GPUs are rarely used in isolation. To solve large AI problems, supercomputers lash hundreds or even thousands of GPUs to tackle the work. To accelerate the communication between GPUs, the Hopper-based H100 introduces the new 4th generation of NVLink, sporting 50% higher bandwidth. NVIDIA has also introduced an NVLink switch, which can connect up to 256 Hopper GPUs. In fact, NVIDIA announced they are building a successor to Selene, the new Eos supercomputer that will use to accelerate NVIDIA’s own chip development and model optimization. On a much smaller scale, NVIDIA announced that NVLink would now support Chip-to-Chip cache coherent communications, as we will see in a moment when we get to the Grace Arm CPU. And as we have said, the C2C IP will be available to customers for custom designs.
Of course, the new H100 platform will be available in DGX servers, DGX Super Pods , and HGX boards from nearly every server vendor. We expect nearly every cloud service provider to support Hopper GPUs later this year.
The H100 performance is pretty amazing, with up to six times faster training time for training at scale, taking advantage of the new NVLink, and 30 times higher inference throughput.
To address data center inference processing, the H100 support Multi-Instance GPUs, as did the A100. NVIDIA disclosed that a single H100 MIG instance can out-perform two NVIDIA T4 inference GPUs. Big is in. Small is out. So we don’t expect an H4 any time soon, if ever.
Finally, NVIDIA announced that Hopper supports fully Confidential Computing, providing isolation and security for data, code, and models, important in shared cloud and enterprise infrastructure.
Grace is next
Last year, NVIDIA pre-announced that they are building a data-center class Arm CPU called Grace to enable tightly integrated compute and networking elements that can form the building block for brain-scale AI computing. While Grace is not yet ready for launch, expected in 1H 2023, Jensen did announce that the platform will be built as “SuperChips”, one packaging Grace with a Hopper GPU, and one with a second Grace CPU. The latter would, in effect, perhaps double the performance of any Intel or AMD server socket, while the former would enable memory sharing and extremely fast GPU to CPU communications.

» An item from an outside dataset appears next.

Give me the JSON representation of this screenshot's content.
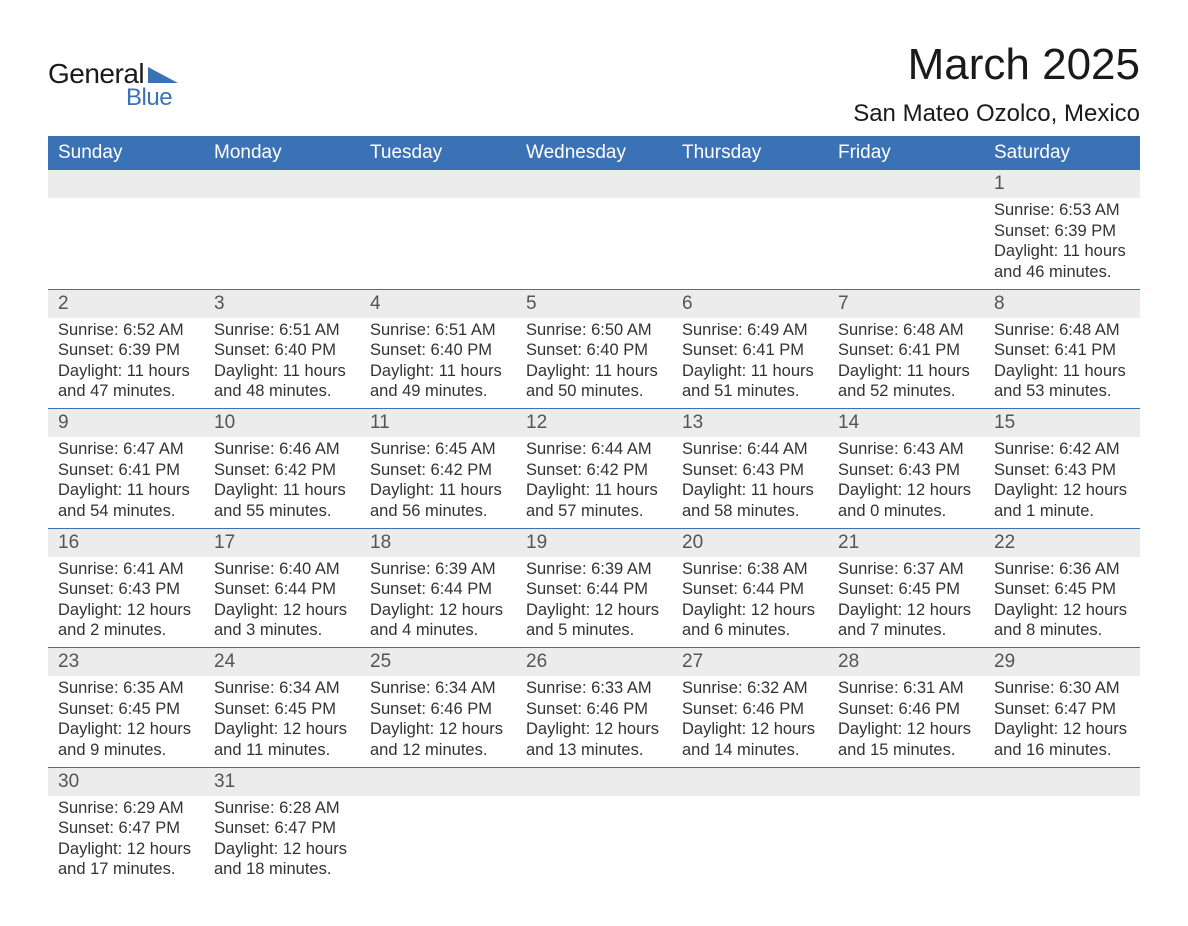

We would assert that direct competition with CPU vendors is not NVIDIA’s strategic intent; they have little interest in becoming a merchant CPU vendor, a market that is already facing stiff competition from Intel, AMD, Arm vendors, and increasingly from RISC-V unicorn SiFive. Grace is about enabling tightly-integrated CPU/GPU/DPU systems that can solve problems that are not solvable with traditional CPU/GPU topologies. Grace superchips form the basis of the next generation of optimized systems from NVIDIA.
As we have said before, NVIDIA is no longer just a semiconductor vendor; they are an accelerated data center company. Just consider this image below. Not only does NVIDIA have great hardware, they have a full “Operating System” for AI, on which they have built skills to accelerate customer time to market in key areas. This does not look like a chip company to us, and demonstrates the depth and breadth of the software moat that surround NVIDIA, far beyond CUDA.